Pica is most common in people with developmental disabilities, including autism and mental retardation. Pica may also occur in adults who crave a certain texture in their mouth. The causes of pica is thought to be a biochemical deficiency and more frequently iron deficiency. Iron deficiency (or "sideropenia") is the most common known form of nutritional deficiency, such as iron or zinc, that may trigger specific cravings.
Eating of clay or soil and the ingestion of starch may be culturally based and is regarded as acceptable by various social groups. Clay eating and starch eating are seen in the United States in some southern, rural, and African American communities, primarily among women and children. Starch eating, in particular, is frequently started in pregnancy as a treatment of morning sickness, and is seen most often in pregnant and postpartum females.
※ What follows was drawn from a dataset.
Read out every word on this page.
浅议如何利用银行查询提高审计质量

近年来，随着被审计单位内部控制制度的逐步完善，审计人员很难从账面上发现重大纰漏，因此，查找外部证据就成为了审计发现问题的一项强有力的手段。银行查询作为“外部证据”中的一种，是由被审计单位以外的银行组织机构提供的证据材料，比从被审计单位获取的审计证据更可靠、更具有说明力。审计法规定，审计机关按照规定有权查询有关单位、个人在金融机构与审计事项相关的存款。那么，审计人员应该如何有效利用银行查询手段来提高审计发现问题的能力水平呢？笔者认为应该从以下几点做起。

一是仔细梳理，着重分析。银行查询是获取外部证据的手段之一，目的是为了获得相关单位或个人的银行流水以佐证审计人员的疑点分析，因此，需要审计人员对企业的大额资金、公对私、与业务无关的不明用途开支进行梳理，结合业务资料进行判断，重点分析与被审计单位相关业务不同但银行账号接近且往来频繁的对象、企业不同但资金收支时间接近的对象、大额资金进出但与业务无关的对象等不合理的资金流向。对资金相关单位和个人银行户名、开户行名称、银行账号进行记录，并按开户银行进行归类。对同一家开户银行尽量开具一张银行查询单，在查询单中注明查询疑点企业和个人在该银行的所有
Individuals with mental retardation and developmental disabilities in particular, may also display this behavior. The traditional view is that the occurrence of pica is a learned behavior maintained by the consequences of that behavior. Maternal deprivation, parental separation, parental neglect, child abuse, and insufficient amounts of parent/child interactions have been associated with pica. Treatment options include: discrimination training between edible and nonedible items, self-protection devices that prohibit placement of objects in the mouth, sensory reinforcement involving screening (covering eyes briefly), contingent aversive oral taste (lemon), contingent aversive smell sensation (ammonia), contingent aversive physical sensation (water mist), brief physical restraint, and overcorrection (correct the environment, or practice appropriate alternative responses).
The common causes and risk factors of Pica include nutritional deficiencies, cultural and familial factors, stress, low socioeconomic status, nondiscriminating oral behavior, and possibly and underlying biochemical disorder or iron deficiency.
The signs and symptoms of Pica include eating nonnutritive substances for a period of at least 1 month, continuing to eat nonnutritive substances which is inappropriate to the developmental level, and this behavior occurring as a culturally sanctioned practice.
Treatment emphasizes psychosocial, environmental, and family guidance approaches. Other successful treatments include mild aversion therapy (associating the pica behavior with bad consequences or punishment) followed by positive reinforcement for appropriate eating.
Medications may help reduce the abnormal eating behavior, particularly if pica occurs in the course of a developmental disorder such as mental retardation or pervasive developmental disorder.